Once the environment variables are put in place, calling the ‘GetModuleLogs’ method is pretty straightforward:

Note: the method name is case-insensitive.

The body could look like this. In this case, I filtered the most recent log of the edgeAgent module up to the last 100 lines. And I expect the output to be text-based:

{
  "schemaVersion": "1.0",
  "items": [
    {
      "id": "edgeAgent", 
      "filter": { 
        "tail": 100 
      } 
    } 
  ], 
  "encoding": "none", 
  "contentType": "text" 
}

See the documentation for more samples. These options are selectable:

"filter": {
  "tail": int,
  "since": int,
  "loglevel": int,
  "regex": "regex string"
}

The output of the call is:

What you see is an array of logs coming from selected IoT Edge modules. The ‘id’ field can be a wildcard so receiving logs multiple modules is supported. Eg. ‘edge’ return log files from both the edgeAgent and the edgeHub in separate array items.

Each module comes with a payload which is the actual log text. Loglines are text based and separated by ‘/n’.

It’s not that hard to handle this output using source code if you are a programmer. I demonstrate how to handle the output using Visual Studio Code.

Start by copying the output from the Azure portal in a new file in Visual Studio Code.

We want to replace the ‘\n’ with a new line.

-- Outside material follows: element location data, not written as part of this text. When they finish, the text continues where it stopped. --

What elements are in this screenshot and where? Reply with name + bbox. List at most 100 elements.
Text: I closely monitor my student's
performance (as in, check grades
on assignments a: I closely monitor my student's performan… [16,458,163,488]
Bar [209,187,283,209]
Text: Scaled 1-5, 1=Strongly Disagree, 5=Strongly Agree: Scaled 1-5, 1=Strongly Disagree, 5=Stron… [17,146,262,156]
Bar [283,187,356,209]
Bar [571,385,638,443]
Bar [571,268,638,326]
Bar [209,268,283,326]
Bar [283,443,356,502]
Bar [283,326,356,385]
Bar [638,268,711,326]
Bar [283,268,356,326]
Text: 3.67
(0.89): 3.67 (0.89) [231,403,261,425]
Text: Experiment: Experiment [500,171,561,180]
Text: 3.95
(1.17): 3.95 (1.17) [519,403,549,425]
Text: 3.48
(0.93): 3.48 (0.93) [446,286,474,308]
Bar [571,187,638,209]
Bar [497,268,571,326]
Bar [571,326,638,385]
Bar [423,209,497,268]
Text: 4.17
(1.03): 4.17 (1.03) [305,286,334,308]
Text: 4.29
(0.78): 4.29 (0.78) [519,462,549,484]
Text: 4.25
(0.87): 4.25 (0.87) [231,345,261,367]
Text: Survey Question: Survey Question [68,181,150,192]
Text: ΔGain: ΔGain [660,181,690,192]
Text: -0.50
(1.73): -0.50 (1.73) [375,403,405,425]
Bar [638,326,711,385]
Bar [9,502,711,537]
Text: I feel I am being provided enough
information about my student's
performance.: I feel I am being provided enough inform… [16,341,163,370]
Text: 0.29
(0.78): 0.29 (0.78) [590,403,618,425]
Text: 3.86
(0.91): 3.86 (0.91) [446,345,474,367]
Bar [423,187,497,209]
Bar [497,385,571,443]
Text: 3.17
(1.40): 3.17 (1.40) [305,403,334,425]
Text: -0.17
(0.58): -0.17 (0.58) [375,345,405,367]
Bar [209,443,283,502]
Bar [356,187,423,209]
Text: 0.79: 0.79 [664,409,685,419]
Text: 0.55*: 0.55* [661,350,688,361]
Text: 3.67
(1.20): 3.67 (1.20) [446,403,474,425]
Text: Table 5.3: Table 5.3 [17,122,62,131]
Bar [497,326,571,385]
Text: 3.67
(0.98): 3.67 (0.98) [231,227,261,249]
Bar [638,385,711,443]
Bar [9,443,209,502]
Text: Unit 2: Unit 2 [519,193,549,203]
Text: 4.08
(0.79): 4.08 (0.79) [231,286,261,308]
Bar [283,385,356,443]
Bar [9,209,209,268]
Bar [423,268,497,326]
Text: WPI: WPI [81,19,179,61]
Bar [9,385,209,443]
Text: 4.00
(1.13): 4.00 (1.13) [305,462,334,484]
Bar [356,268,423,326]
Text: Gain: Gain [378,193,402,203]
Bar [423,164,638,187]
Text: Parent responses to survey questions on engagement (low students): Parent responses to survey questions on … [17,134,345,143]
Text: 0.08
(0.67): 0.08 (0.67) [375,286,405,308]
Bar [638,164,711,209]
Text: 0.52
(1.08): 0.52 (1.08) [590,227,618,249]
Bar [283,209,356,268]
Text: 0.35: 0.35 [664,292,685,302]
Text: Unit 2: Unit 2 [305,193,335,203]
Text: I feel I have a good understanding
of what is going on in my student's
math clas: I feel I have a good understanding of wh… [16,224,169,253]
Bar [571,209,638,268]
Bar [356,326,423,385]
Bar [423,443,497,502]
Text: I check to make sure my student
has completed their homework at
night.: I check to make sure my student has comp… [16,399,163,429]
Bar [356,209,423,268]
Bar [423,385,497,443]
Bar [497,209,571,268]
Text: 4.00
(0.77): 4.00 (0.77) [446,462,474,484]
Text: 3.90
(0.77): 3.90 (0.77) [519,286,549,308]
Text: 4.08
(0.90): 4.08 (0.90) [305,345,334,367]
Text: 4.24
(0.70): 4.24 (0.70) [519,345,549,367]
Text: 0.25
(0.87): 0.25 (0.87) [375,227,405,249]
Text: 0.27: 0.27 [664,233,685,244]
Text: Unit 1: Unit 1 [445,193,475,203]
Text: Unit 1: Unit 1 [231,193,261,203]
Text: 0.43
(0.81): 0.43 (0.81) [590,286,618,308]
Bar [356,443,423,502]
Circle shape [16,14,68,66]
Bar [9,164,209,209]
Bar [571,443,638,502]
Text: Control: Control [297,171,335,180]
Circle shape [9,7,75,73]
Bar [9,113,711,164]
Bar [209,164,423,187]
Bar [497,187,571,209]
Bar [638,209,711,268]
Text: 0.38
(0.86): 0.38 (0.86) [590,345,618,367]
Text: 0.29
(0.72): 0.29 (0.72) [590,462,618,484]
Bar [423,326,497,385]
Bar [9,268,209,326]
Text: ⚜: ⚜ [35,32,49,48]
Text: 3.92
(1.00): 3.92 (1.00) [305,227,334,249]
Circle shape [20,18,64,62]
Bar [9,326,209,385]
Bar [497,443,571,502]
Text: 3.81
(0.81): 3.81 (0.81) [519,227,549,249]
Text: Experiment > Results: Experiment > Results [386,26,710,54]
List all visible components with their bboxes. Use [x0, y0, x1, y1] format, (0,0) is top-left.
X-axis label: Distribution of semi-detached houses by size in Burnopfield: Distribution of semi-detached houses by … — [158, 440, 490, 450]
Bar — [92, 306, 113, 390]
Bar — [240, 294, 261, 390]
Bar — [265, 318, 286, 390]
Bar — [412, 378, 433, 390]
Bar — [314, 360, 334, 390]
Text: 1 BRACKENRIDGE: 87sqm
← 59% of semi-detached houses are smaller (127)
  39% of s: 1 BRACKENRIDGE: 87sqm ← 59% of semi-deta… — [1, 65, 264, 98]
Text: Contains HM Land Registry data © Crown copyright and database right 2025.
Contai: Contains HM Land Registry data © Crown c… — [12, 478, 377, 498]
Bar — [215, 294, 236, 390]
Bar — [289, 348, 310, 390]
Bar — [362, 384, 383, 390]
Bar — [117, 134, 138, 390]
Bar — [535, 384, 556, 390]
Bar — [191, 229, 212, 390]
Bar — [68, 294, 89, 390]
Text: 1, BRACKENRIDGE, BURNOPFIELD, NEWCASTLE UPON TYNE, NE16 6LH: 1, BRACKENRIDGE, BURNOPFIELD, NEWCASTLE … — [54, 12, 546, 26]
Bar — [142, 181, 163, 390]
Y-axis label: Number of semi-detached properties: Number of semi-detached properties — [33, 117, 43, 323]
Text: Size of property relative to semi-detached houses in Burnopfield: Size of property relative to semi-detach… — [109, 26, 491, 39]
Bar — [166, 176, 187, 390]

This can be done using the Find and Replace dialog (CTRL-H):

  • The Find field must be filled with ‘\\n’
  • The Replace field must be willed with ‘\n’
  • Activate ‘use regular expressions’ by clicking the ‘.*’ button

This should look like this (Notice the blue ‘.*’ button):

After filling in the two field values, click the ‘Replace All’ button. The result looks like this:

Note: the actual log text is surrounded by the response JSON result. If needed, you can remove that JSON stuff first to get to the raw text output.

The Direct Message response size limitation is 128KB according to the documentation. Longer logs are truncated when the limitation length is reached.

UploadModuleLogs method based on GetModuleLogs and GetTaskStatus; UploadSupportBundle method

As stated in the GetModuleLogs documentation, it is related to the ‘UploadModuleLogs’ method.

This other method makes it possible to push the logging to some Blob storage container. See the documentation to see how the SAS URL of the storage account must be passed.

This is a little bit more complicated solution but great if you need to log larger log files (larger than 128Kb).

It follows a asynchronous pattern. The UploadModuleLogs only starts the upload. The ‘GetTaskStatus’ method helps you to find out what the current status of the logs upload is.

The same goes for uploading the support bundle from your edge device.

Please check out my new blog where the use of support bundles is explained in detail.

Conclusion

Although the edgeAgent direct methods are truly helpful, Zero-touch IoT Edge remains the holy grail for IoT Edgers.

These methods are the holy hand grenade in your quest finding true zero-touch.